Sunday, November 24, 2013

OER and Devices



I’m not above crowdsourcing solutions to very practical campus issues.

Wise and worldly readers, I’m having a hard time cracking the “devices” question for OER.  I’m hoping someone out there has a reasonably elegant solution, or set of solutions.

Here’s the context, and some parameters of useful solutions:

- Textbook costs have become a real stumbling block for many students.  Especially in the sciences and certain social sciences, it’s not unusual for an introductory textbook to run two hundred dollars or more.  For a student taking four or five classes, that adds up quickly.  Since many of our students are struggling with daily expenses, they often try to get through the class without buying the book.  That strategy usually ends in tears.

- Over the past couple of years, several providers of Open Educational Resources have come along -- often with foundation support -- to make alternatives either free or very inexpensive.  Even better, since most of those alternatives are electronic and specifically designed with access in mind, most of them are ADAA compliant right out of the gate.  That’s often not true for certain large, very successful textbook publishers I could name.

- On campus, we’ve used some grant funding to establish a working group of both full-time and adjunct faculty who receive stipends to investigate the possibilities of OER alternatives to commercial textbooks in their respective classes.  The idea is to get some early adopters to do the legwork, and then to rely on viral transmission among faculty for the concept to spread.  Between colleagues saying “look what I found!” and students saying “I’m broke, and how come my friend’s books are free?”, I’m hoping to see adoption of OER spread quickly.  We aren’t even getting hung up on the question of lost bookstore revenues; the college leadership has decided, correctly, that doing right by the students is the most important thing.  Eventually, if OER adoption hits critical mass, we may have to move to some sort of nominal fee for it, but we’re not there yet.

Here’s the tricky part.  

Because most of the OER materials are electronic, they have to be read on devices.  We’re taking a principled position that we aren’t going to go with any vendor-specific platform -- cough Apple cough -- because it’s important that students have many device options, and that at least some of the choices are inexpensive enough that we aren’t defeating the purpose.  And of course, at least some of those devices need to be compatible with ADAA requirements.

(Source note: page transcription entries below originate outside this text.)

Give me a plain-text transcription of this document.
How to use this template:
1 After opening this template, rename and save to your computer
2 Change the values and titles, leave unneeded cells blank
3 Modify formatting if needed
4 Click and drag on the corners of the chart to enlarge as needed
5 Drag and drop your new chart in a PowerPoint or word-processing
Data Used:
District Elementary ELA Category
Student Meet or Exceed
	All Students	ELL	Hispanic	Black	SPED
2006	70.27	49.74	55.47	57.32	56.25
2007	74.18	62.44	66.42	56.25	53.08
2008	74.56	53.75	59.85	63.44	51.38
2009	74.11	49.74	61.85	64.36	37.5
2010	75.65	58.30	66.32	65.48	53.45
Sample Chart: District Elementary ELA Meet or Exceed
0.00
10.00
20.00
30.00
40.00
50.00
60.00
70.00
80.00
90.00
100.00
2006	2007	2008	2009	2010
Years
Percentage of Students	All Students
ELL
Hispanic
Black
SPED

Getting from “this would be a good idea” to “here’s how it’ll work” is proving a challenge.  Obviously, some students will bring devices of their own already, and for them, it’s easy.  Others won’t have an issue with buying whatever they want.  But for the students who don’t show up with a tablet or laptop, and for whom every dollar counts, we need to make sure that any device we pick is robust enough to meet their needs, cheap enough to be a net money saver, and tied to a specific course so it’ll be eligible for financial aid coverage, much like a lab kit would be.

Wise and worldly readers, any thoughts on how to thread that needle?  

In my perfect world, there would be an accessible format that would work on nearly any device, and students then could choose anything from the highest-end, most recent ipad to a refurbished version of last year’s kindle, and it would all be fine.  But it’s hard to claim a requirement as loose as that for financial aid purposes.

Has anyone out there figured out the device question?